Ms Ferguson worked as a casual librarian in the shire during 2008. She said after experiencing bullying she resigned but decided to tell council’s human resources department about the bullying issues.
Ms Ferguson said: “I decided to make an appointment to see someone in human resources to explain the reasons for my resignation. I spent a very ‘formal’ 30 minutes of my own time, explaining my reasons for leaving.
Ms Ferguson said: “The HR person said “they” couldn’t understand the fairly high, casual staff turnover and explained that no sooner were the library casuals trained, they would leave within a short time, similar to me. He said this could be the problem and assured me that “it” would be definitely looked into and dealt with and added that the staff member concerned would be put on a people’s skills course.”

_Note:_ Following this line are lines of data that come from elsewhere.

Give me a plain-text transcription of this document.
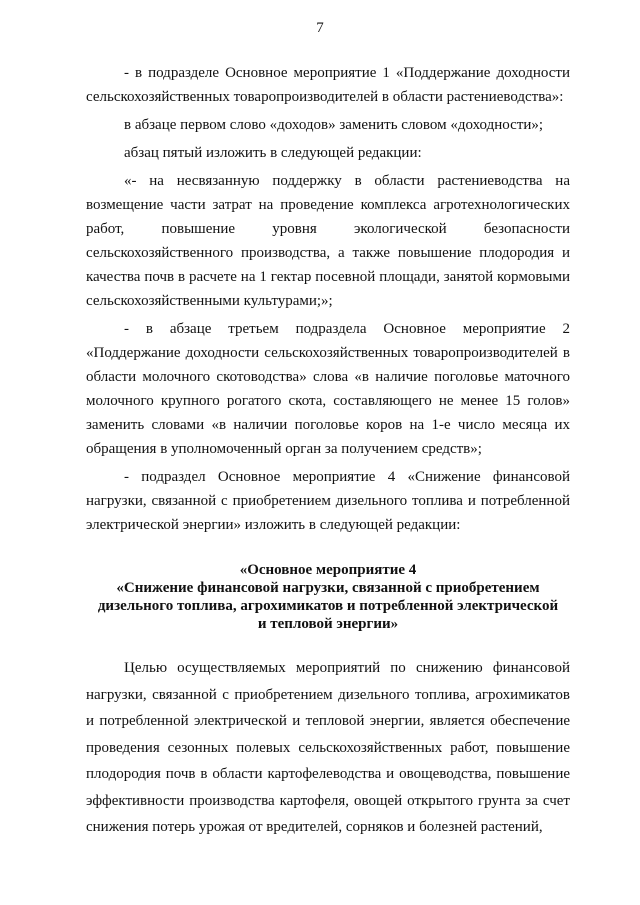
7

- в подразделе Основное мероприятие 1 «Поддержание доходности сельскохозяйственных товаропроизводителей в области растениеводства»:

в абзаце первом слово «доходов» заменить словом «доходности»;

абзац пятый изложить в следующей редакции:

«- на несвязанную поддержку в области растениеводства на возмещение части затрат на проведение комплекса агротехнологических работ, повышение уровня экологической безопасности сельскохозяйственного производства, а также повышение плодородия и качества почв в расчете на 1 гектар посевной площади, занятой кормовыми сельскохозяйственными культурами;»;

- в абзаце третьем подраздела Основное мероприятие 2 «Поддержание доходности сельскохозяйственных товаропроизводителей в области молочного скотоводства» слова «в наличие поголовье маточного молочного крупного рогатого скота, составляющего не менее 15 голов» заменить словами «в наличии поголовье коров на 1-е число месяца их обращения в уполномоченный орган за получением средств»;

- подраздел Основное мероприятие 4 «Снижение финансовой нагрузки, связанной с приобретением дизельного топлива и потребленной электрической энергии» изложить в следующей редакции:

«Основное мероприятие 4
«Снижение финансовой нагрузки, связанной с приобретением
дизельного топлива, агрохимикатов и потребленной электрической
и тепловой энергии»

Целью осуществляемых мероприятий по снижению финансовой нагрузки, связанной с приобретением дизельного топлива, агрохимикатов и потребленной электрической и тепловой энергии, является обеспечение проведения сезонных полевых сельскохозяйственных работ, повышение плодородия почв в области картофелеводства и овощеводства, повышение эффективности производства картофеля, овощей открытого грунта за счет снижения потерь урожая от вредителей, сорняков и болезней растений,
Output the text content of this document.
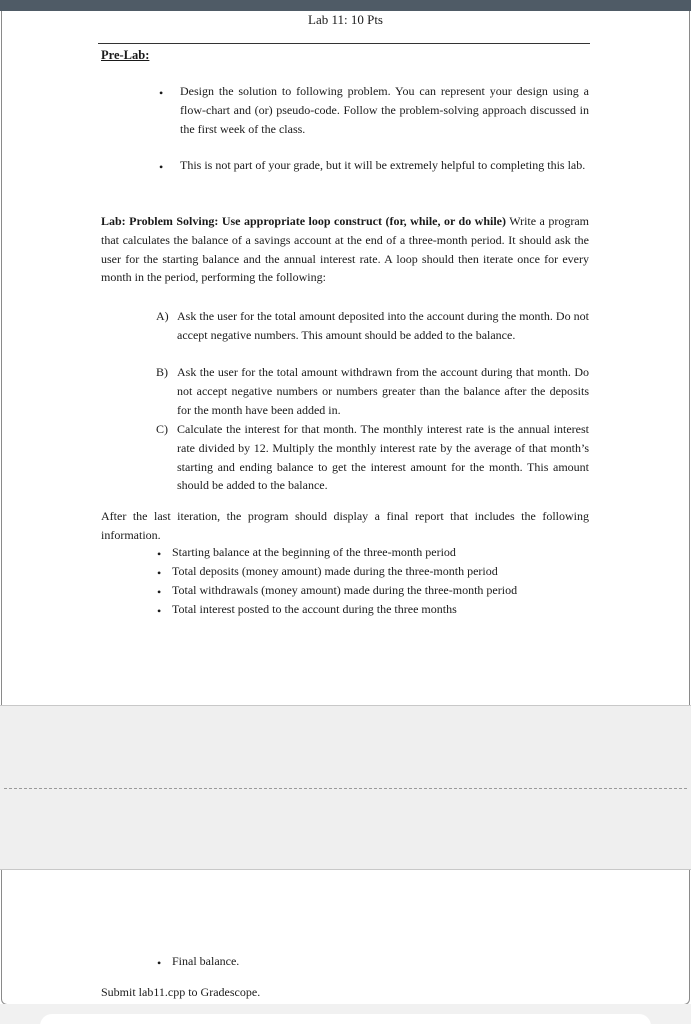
Lab 11: 10 Pts
Pre-Lab:
• Design the solution to following problem. You can represent your design using a flow-chart and (or) pseudo-code. Follow the problem-solving approach discussed in the first week of the class.
• This is not part of your grade, but it will be extremely helpful to completing this lab.
Lab: Problem Solving: Use appropriate loop construct (for, while, or do while) Write a program that calculates the balance of a savings account at the end of a three-month period. It should ask the user for the starting balance and the annual interest rate. A loop should then iterate once for every month in the period, performing the following:
A) Ask the user for the total amount deposited into the account during the month. Do not accept negative numbers. This amount should be added to the balance.
B) Ask the user for the total amount withdrawn from the account during that month. Do not accept negative numbers or numbers greater than the balance after the deposits for the month have been added in.
C) Calculate the interest for that month. The monthly interest rate is the annual interest rate divided by 12. Multiply the monthly interest rate by the average of that month’s starting and ending balance to get the interest amount for the month. This amount should be added to the balance.
After the last iteration, the program should display a final report that includes the following information.
• Starting balance at the beginning of the three-month period
• Total deposits (money amount) made during the three-month period
• Total withdrawals (money amount) made during the three-month period
• Total interest posted to the account during the three months
• Final balance.
Submit lab11.cpp to Gradescope.
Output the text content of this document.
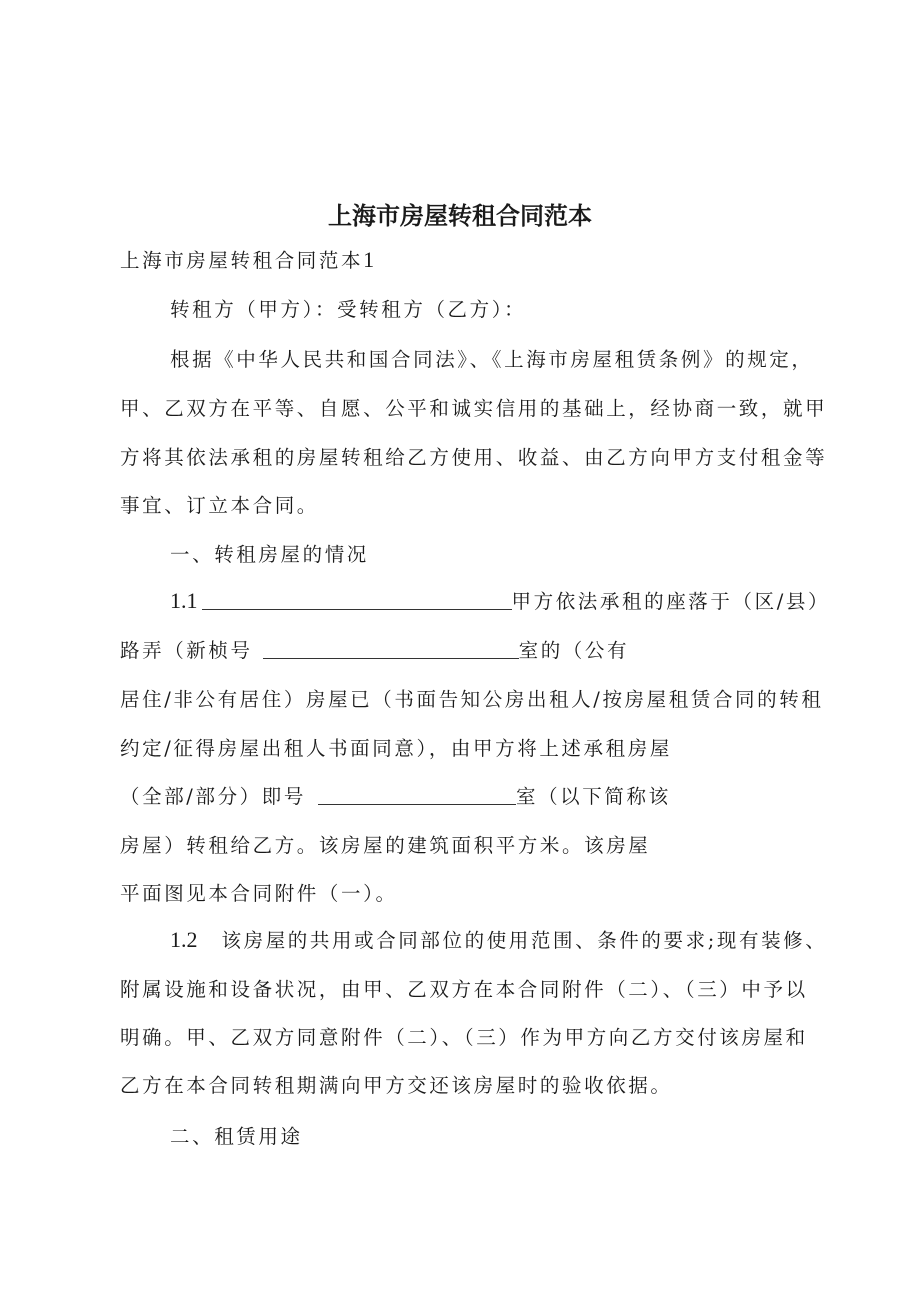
上海市房屋转租合同范本
上海市房屋转租合同范本1
转租方（甲方）：受转租方（乙方）：
根据《中华人民共和国合同法》、《上海市房屋租赁条例》的规定，
甲、乙双方在平等、自愿、公平和诚实信用的基础上，经协商一致，就甲
方将其依法承租的房屋转租给乙方使用、收益、由乙方向甲方支付租金等
事宜、订立本合同。
一、转租房屋的情况
1.1	甲方依法承租的座落于（区/县）
路弄（新桢号	室的（公有
居住/非公有居住）房屋已（书面告知公房出租人/按房屋租赁合同的转租
约定/征得房屋出租人书面同意），由甲方将上述承租房屋
（全部/部分）即号	室（以下简称该
房屋）转租给乙方。该房屋的建筑面积平方米。该房屋
平面图见本合同附件（一）。
1.2 该房屋的共用或合同部位的使用范围、条件的要求;现有装修、
附属设施和设备状况，由甲、乙双方在本合同附件（二）、（三）中予以
明确。甲、乙双方同意附件（二）、（三）作为甲方向乙方交付该房屋和
乙方在本合同转租期满向甲方交还该房屋时的验收依据。
二、租赁用途
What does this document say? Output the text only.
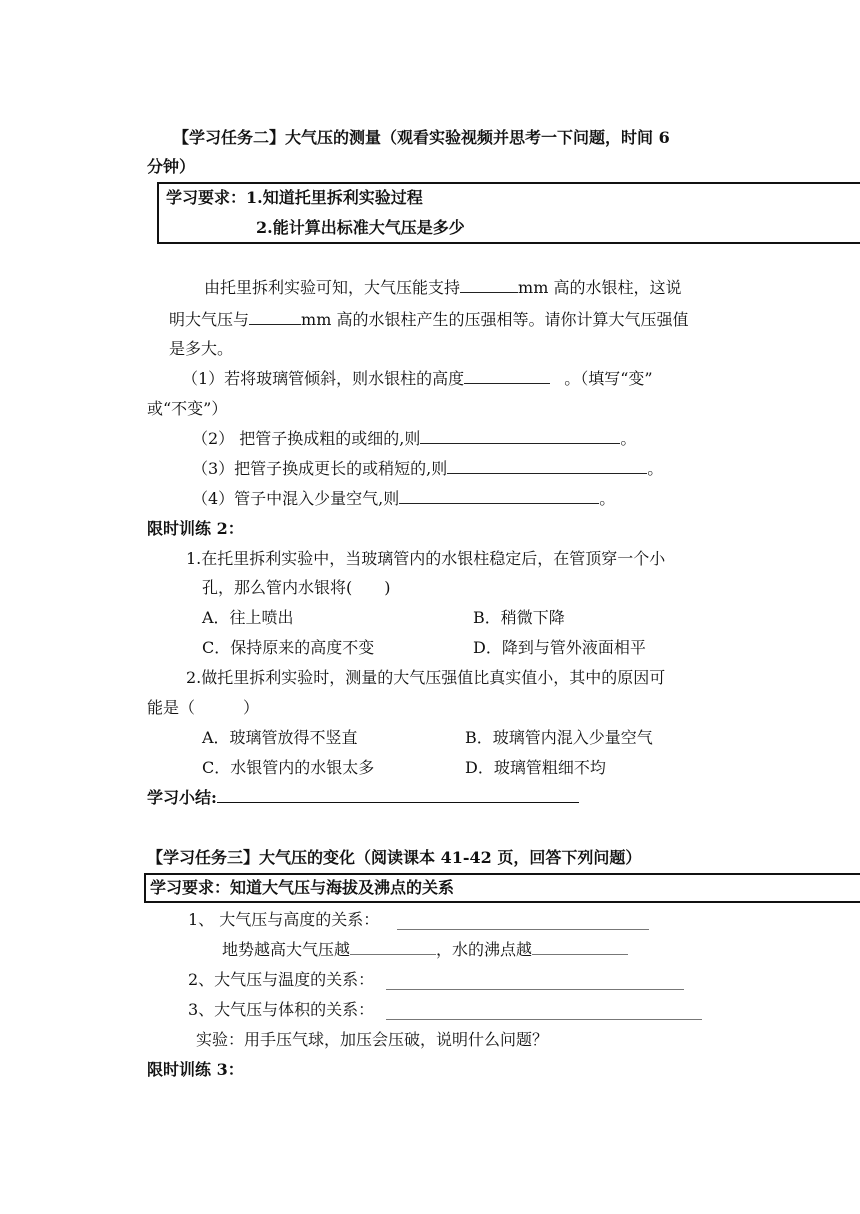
【学习任务二】大气压的测量（观看实验视频并思考一下问题，时间 6
分钟）
学习要求：1.知道托里拆利实验过程
2.能计算出标准大气压是多少
由托里拆利实验可知，大气压能支持	mm 高的水银柱，这说
明大气压与	mm 高的水银柱产生的压强相等。请你计算大气压强值
是多大。
（1）若将玻璃管倾斜，则水银柱的高度	。（填写“变”
或“不变”）
（2） 把管子换成粗的或细的,则	。
（3）把管子换成更长的或稍短的,则	。
（4）管子中混入少量空气,则	。
限时训练 2：
1.在托里拆利实验中，当玻璃管内的水银柱稳定后，在管顶穿一个小
孔，那么管内水银将(　　)
A．往上喷出	B．稍微下降
C．保持原来的高度不变	D．降到与管外液面相平
2.做托里拆利实验时，测量的大气压强值比真实值小，其中的原因可
能是（　　　）
A．玻璃管放得不竖直	B．玻璃管内混入少量空气
C．水银管内的水银太多	D．玻璃管粗细不均
学习小结:
【学习任务三】大气压的变化（阅读课本 41-42 页，回答下列问题）
学习要求：知道大气压与海拔及沸点的关系
1、 大气压与高度的关系：
地势越高大气压越	，水的沸点越
2、大气压与温度的关系：
3、大气压与体积的关系：
实验：用手压气球，加压会压破，说明什么问题？
限时训练 3：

But despite this meeting, Ms Barnes said on air that no formal complaint was ever made by Ms Ferguson and that there were no records of a complaint. The officer concerned that Ms Ferguson spoke to in 2008 still works for council but is on long service leave.
Ms Ferguson said: “How dare she deny I ever made a ‘formal’ complaint. I did make a formal complaint to council regarding bullying. Ms Barnes seems very reluctant to acknowledge the incompetence in failing to document my formal complaint.”
It was after reading Ms Midlam’s story in the News Weekly that Ms Ferguson spoke to Ms Barnes in support of Ms Midlam.
In the meantime, Ms Midlam is continuing to call for answers to her questions about the way she was treated and also for Ms Barnes to give more information about Brian Davis, who conducted the investigation in her bullying case.
Ms Midlam said: “I was not prepared for this domineering man to tell me the culture of the workplace had nothing to do with my complaint. I kept telling the truth but felt like a criminal being examined by a police detective. It was another really horrible experience.”
In an email to Ms Barnes, Ms Midlam has called on her to reveal more about Mr Davis.
“Part of my job at the library was to help people access information and I have tried to find information about him but I can’t. If he offered a reputable service surely there’d be information readily available about him.”
She added that as ratepayers footed the bill they should know the cost.